How do you manage the expectations around timelines if they’re a bit unrealistic?
You don’t want to decide upon a timeline that people won’t know about. Generally, the timeline is something that you get to work on with the product manager and your day-to-day working buddies: engineers, researchers, content designers, etc. So it generally becomes realistic.
But not meeting the timeline which we agreed upon happens to all of us. What happens most of the time is that we uncover more facets while working on the designs or going through research. So you’ll always need some buffer time.
We might have assumed a project was a pretty simple straightforward thing, but there were more nuances to gender pronouns or rankings, for example. We worked with third-party people and realized that this was not how it should be done. So one week got added to the timeline. If you’re a good designer with experience, you’ll realize that if something takes, for example, two days for you, you’ll never want to say two days. Say three days or three and a half days to have some buffer for yourself as well.

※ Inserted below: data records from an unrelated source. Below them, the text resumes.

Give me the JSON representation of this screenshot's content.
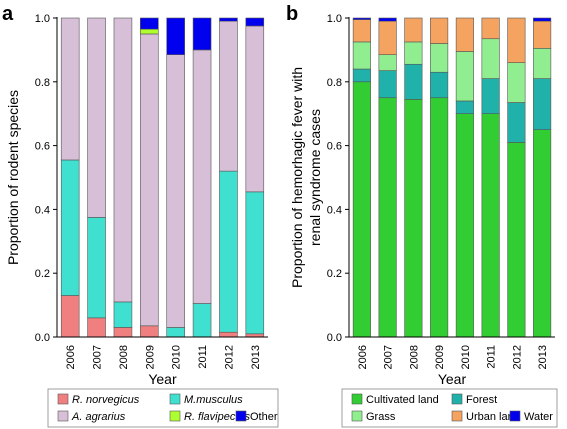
{
  "chart_data": [
    {
      "panel_label": "a",
      "type": "bar",
      "stacked": true,
      "ylabel": "Proportion of rodent species",
      "xlabel": "Year",
      "ylim": [
        0,
        1.0
      ],
      "yticks": [
        "0.0",
        "0.2",
        "0.4",
        "0.6",
        "0.8",
        "1.0"
      ],
      "categories": [
        "2006",
        "2007",
        "2008",
        "2009",
        "2010",
        "2011",
        "2012",
        "2013"
      ],
      "series": [
        {
          "name": "R. norvegicus",
          "italic": true,
          "color": "#f08080",
          "values": [
            0.13,
            0.06,
            0.03,
            0.035,
            0.0,
            0.0,
            0.015,
            0.01
          ]
        },
        {
          "name": "M.musculus",
          "italic": true,
          "color": "#40e0d0",
          "values": [
            0.425,
            0.315,
            0.08,
            0.0,
            0.03,
            0.105,
            0.505,
            0.445
          ]
        },
        {
          "name": "A. agrarius",
          "italic": true,
          "color": "#d8bfd8",
          "values": [
            0.445,
            0.625,
            0.89,
            0.915,
            0.855,
            0.795,
            0.47,
            0.52
          ]
        },
        {
          "name": "R. flavipectus",
          "italic": true,
          "color": "#adff2f",
          "values": [
            0.0,
            0.0,
            0.0,
            0.015,
            0.0,
            0.0,
            0.0,
            0.0
          ]
        },
        {
          "name": "Other",
          "italic": false,
          "color": "#0000ee",
          "values": [
            0.0,
            0.0,
            0.0,
            0.035,
            0.115,
            0.1,
            0.01,
            0.025
          ]
        }
      ],
      "legend_position": "bottom"
    },
    {
      "panel_label": "b",
      "type": "bar",
      "stacked": true,
      "ylabel_lines": [
        "Proportion of hemorhagic fever with",
        "renal syndrome cases"
      ],
      "xlabel": "Year",
      "ylim": [
        0,
        1.0
      ],
      "yticks": [
        "0.0",
        "0.2",
        "0.4",
        "0.6",
        "0.8",
        "1.0"
      ],
      "categories": [
        "2006",
        "2007",
        "2008",
        "2009",
        "2010",
        "2011",
        "2012",
        "2013"
      ],
      "series": [
        {
          "name": "Cultivated land",
          "italic": false,
          "color": "#32cd32",
          "values": [
            0.8,
            0.75,
            0.745,
            0.75,
            0.7,
            0.7,
            0.61,
            0.65
          ]
        },
        {
          "name": "Forest",
          "italic": false,
          "color": "#20b2aa",
          "values": [
            0.04,
            0.085,
            0.11,
            0.08,
            0.04,
            0.11,
            0.125,
            0.16
          ]
        },
        {
          "name": "Grass",
          "italic": false,
          "color": "#90ee90",
          "values": [
            0.085,
            0.05,
            0.07,
            0.09,
            0.155,
            0.125,
            0.125,
            0.095
          ]
        },
        {
          "name": "Urban land",
          "italic": false,
          "color": "#f4a460",
          "values": [
            0.07,
            0.105,
            0.075,
            0.08,
            0.105,
            0.065,
            0.14,
            0.085
          ]
        },
        {
          "name": "Water",
          "italic": false,
          "color": "#0000ee",
          "values": [
            0.005,
            0.01,
            0.0,
            0.0,
            0.0,
            0.0,
            0.0,
            0.01
          ]
        }
      ],
      "legend_position": "bottom"
    }
  ]
}
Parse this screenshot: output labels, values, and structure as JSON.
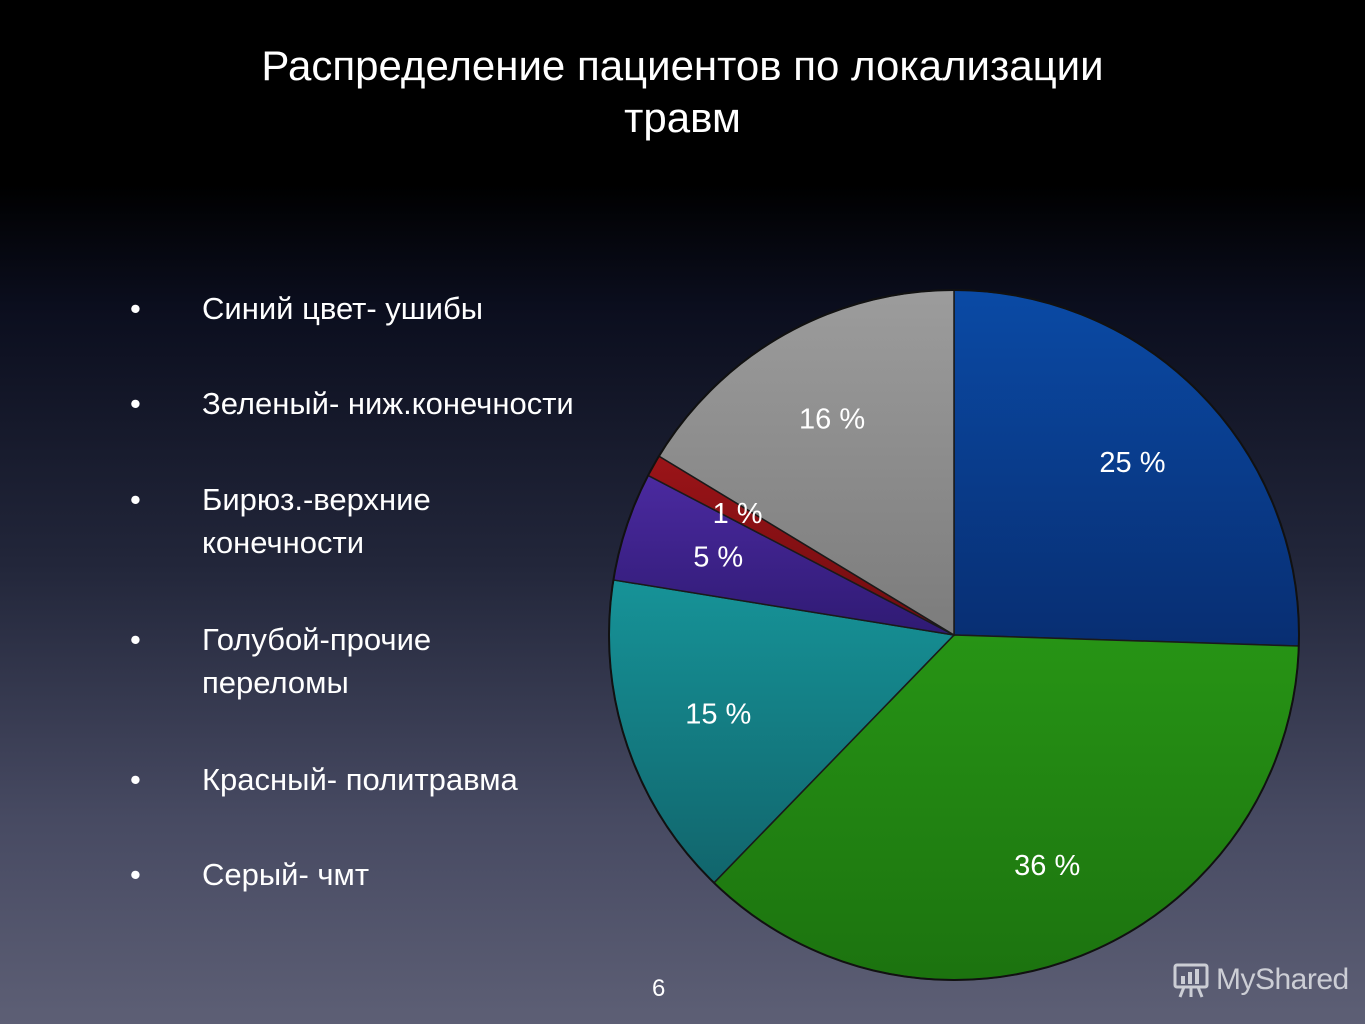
{
  "title": {
    "line1": "Распределение пациентов по локализации",
    "line2": "травм"
  },
  "bullets": [
    {
      "marker": "•",
      "text": "Синий цвет- ушибы"
    },
    {
      "marker": "•",
      "text": "Зеленый- ниж.конечности"
    },
    {
      "marker": "•",
      "text": "Бирюз.-верхние конечности"
    },
    {
      "marker": "•",
      "text": "Голубой-прочие переломы"
    },
    {
      "marker": "•",
      "text": "Красный- политравма"
    },
    {
      "marker": "•",
      "text": "Серый- чмт"
    }
  ],
  "page_number": "6",
  "watermark": {
    "text": "MyShared",
    "icon": "presentation-board-icon"
  },
  "chart_data": {
    "type": "pie",
    "start_angle_deg": 0,
    "direction": "clockwise",
    "slices": [
      {
        "label": "25 %",
        "value": 25,
        "color": "#0a4aa5",
        "color_dark": "#082e72"
      },
      {
        "label": "36 %",
        "value": 36,
        "color": "#279415",
        "color_dark": "#1c730f"
      },
      {
        "label": "15 %",
        "value": 15,
        "color": "#169398",
        "color_dark": "#11656c"
      },
      {
        "label": "5 %",
        "value": 5,
        "color": "#4b2aa0",
        "color_dark": "#2f1a73"
      },
      {
        "label": "1 %",
        "value": 1,
        "color": "#9b1418",
        "color_dark": "#6f0c10"
      },
      {
        "label": "16 %",
        "value": 16,
        "color": "#9c9c9c",
        "color_dark": "#7c7c7c"
      }
    ]
  }
}
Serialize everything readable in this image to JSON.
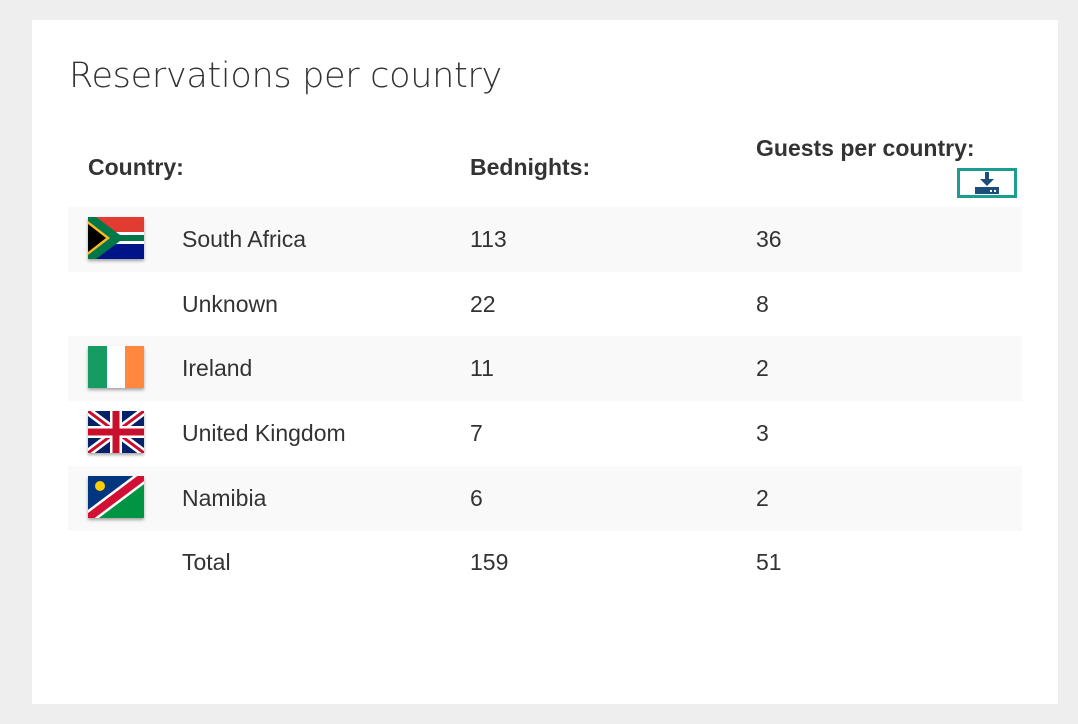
{
  "title": "Reservations per country",
  "headers": {
    "country": "Country:",
    "bednights": "Bednights:",
    "guests": "Guests per country:"
  },
  "download_icon": "download-icon",
  "colors": {
    "download_border": "#1b9e8f",
    "download_icon": "#1d4e7a",
    "row_stripe": "#f9f9f9"
  },
  "rows": [
    {
      "flag": "south-africa-flag-icon",
      "name": "South Africa",
      "bednights": "113",
      "guests": "36"
    },
    {
      "flag": "",
      "name": "Unknown",
      "bednights": "22",
      "guests": "8"
    },
    {
      "flag": "ireland-flag-icon",
      "name": "Ireland",
      "bednights": "11",
      "guests": "2"
    },
    {
      "flag": "united-kingdom-flag-icon",
      "name": "United Kingdom",
      "bednights": "7",
      "guests": "3"
    },
    {
      "flag": "namibia-flag-icon",
      "name": "Namibia",
      "bednights": "6",
      "guests": "2"
    },
    {
      "flag": "",
      "name": "Total",
      "bednights": "159",
      "guests": "51"
    }
  ]
}
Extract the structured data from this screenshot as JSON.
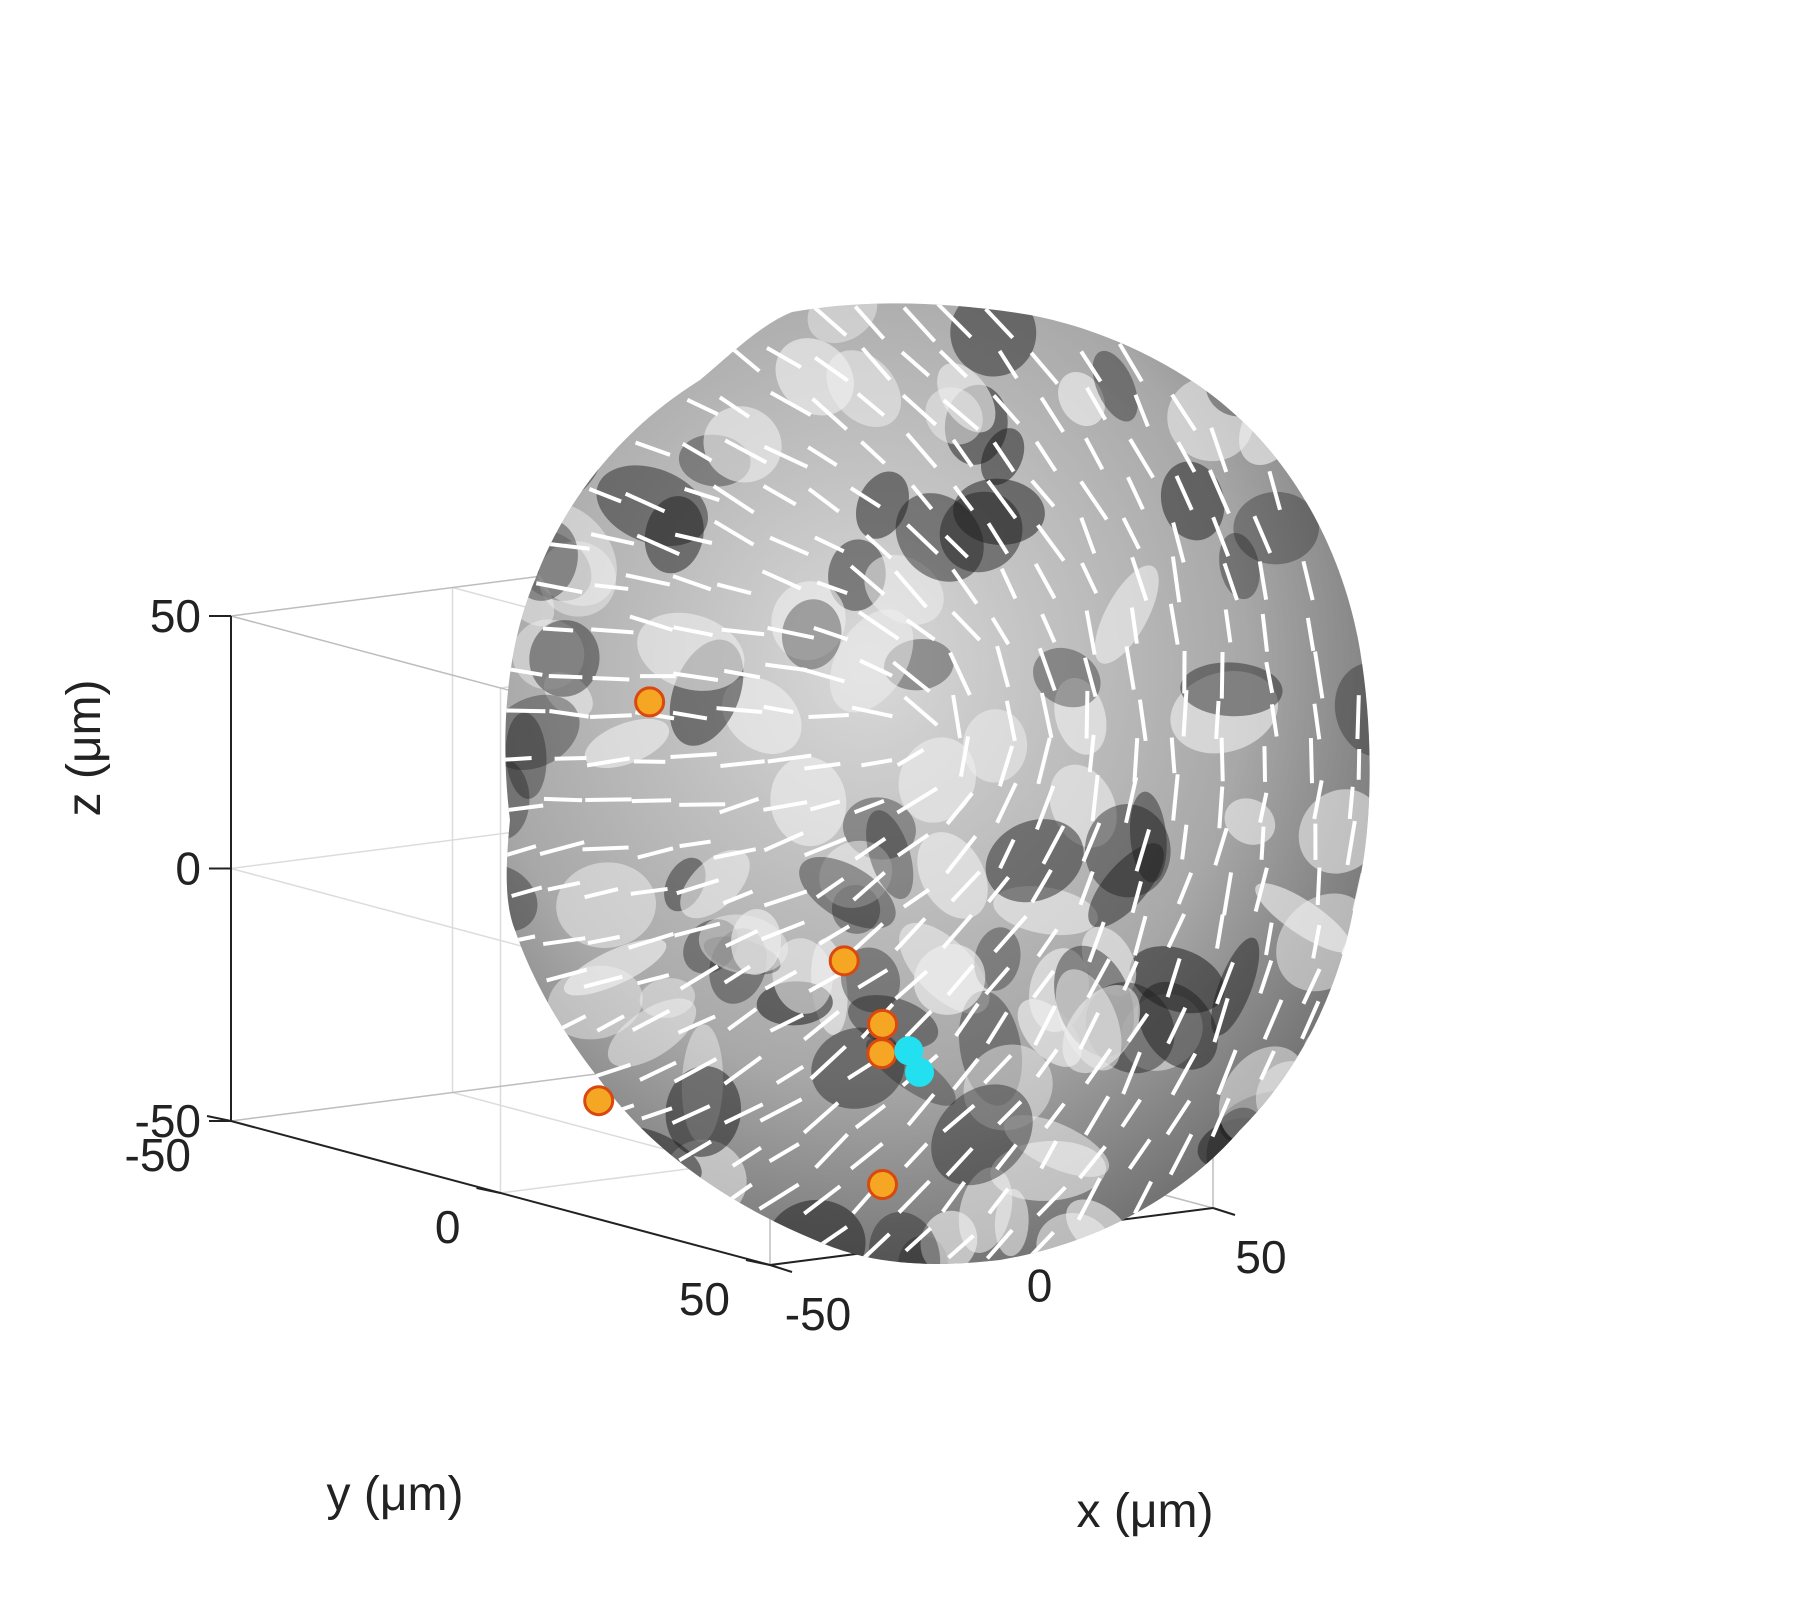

How did you get the feature to be accepted in different countries? And how did users over the age of 25 feel about it?
We built it mainly for Gen Z and young millennials. But it’s open to everyone. So if you want to use it, go for it. The caveat is that it’s only for people who like video calls.
So what Bumble realized is that you can’t build every feature or every tool for every single one of your users. It’s not possible. Not every size fits all.
But how can you still have a meaningful base of users for that product? People wanted more games or at least more questions so we began building that. Our users generally liked doing something new and refreshing with a match on the app and just having a good time. So it was always good to get positive feedback but it was simply still not for everyone. If you don’t like video calls, you can’t do this thing.